Democrats are out for the kill. Republicans are on the defensive. Right?

Not exactly. When it comes to national security, many Democrats are still pulling their punches, even with Bush's approval rating at an all-time low. Just take the issue of warrantless wiretapping. When the nomination of the man who masterminded the arguably illegal program, Michael Hayden, for CIA director comes before the Senate next week, Intelligence Committee Democrats plan to promptly change the subject.

According to Bloomberg News, "Democrats say they will focus their fire on Michael Hayden's military background and suitability to head the Central Intelligence Agency...and won't emphasize the nominee's role in running a much-criticized eavesdropping program."

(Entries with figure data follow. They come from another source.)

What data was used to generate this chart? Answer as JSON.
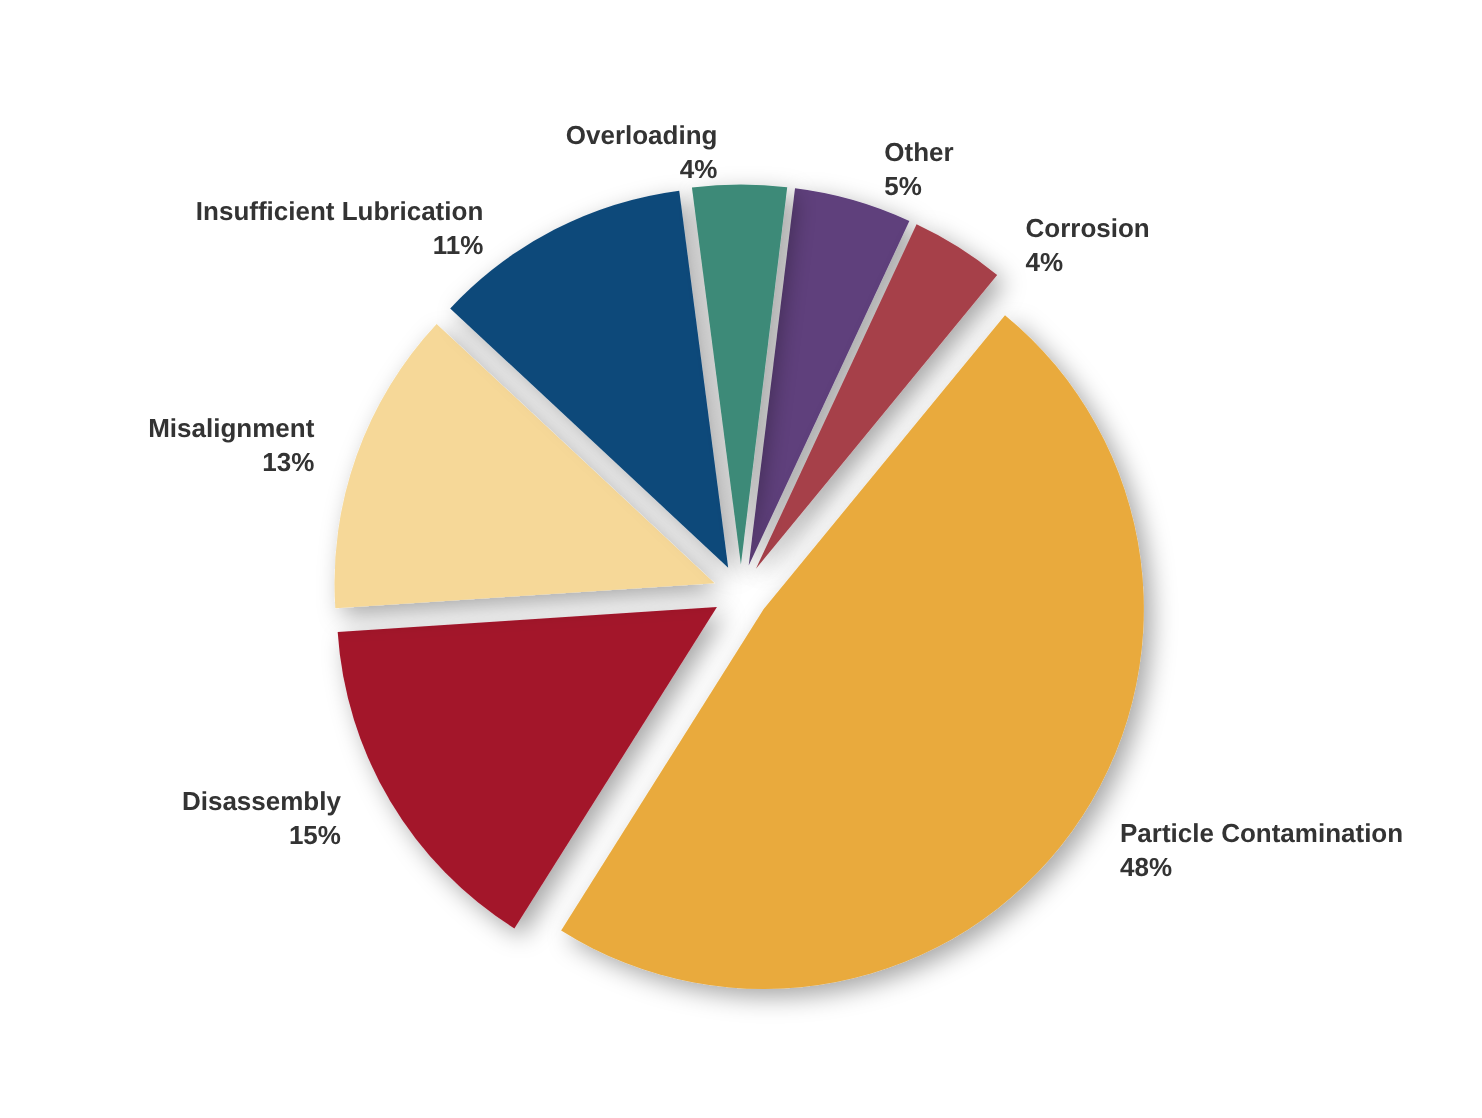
{
  "chart_data": {
    "type": "pie",
    "categories": [
      "Other",
      "Corrosion",
      "Particle Contamination",
      "Disassembly",
      "Misalignment",
      "Insufficient Lubrication",
      "Overloading"
    ],
    "values": [
      5,
      4,
      48,
      15,
      13,
      11,
      4
    ],
    "value_labels": [
      "5%",
      "4%",
      "48%",
      "15%",
      "13%",
      "11%",
      "4%"
    ],
    "colors": [
      "#5e3f7c",
      "#a6404a",
      "#e9aa3c",
      "#a3162c",
      "#f6d898",
      "#10497a",
      "#3e8a78"
    ],
    "legend": false
  }
}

Isn't his role as chief wiretapper central to his suitability? Do we want a CIA chief who believes he's above the rule of law? Is it politically advantageous for Democrats to let Republicans continue to dictate the terms of national security debates?

To reinforce the putrid status quo, Bloomberg quotes a former CIA hand-turned-professor saying: "The public seems to have concluded that the idea of listening in on people who want to blow up things in this country is a pretty good idea."

Of course, if that's how you phrase it. In fact, the public is split on the program. Americans disapprove of the way Bush is fighting the war on terror. And no one knows exactly who the Administration is listening on. They won't tell us. And Congress won't ask.

Hayden's nomination would be the perfect occasion for Democrats to demand answers to some of these questions.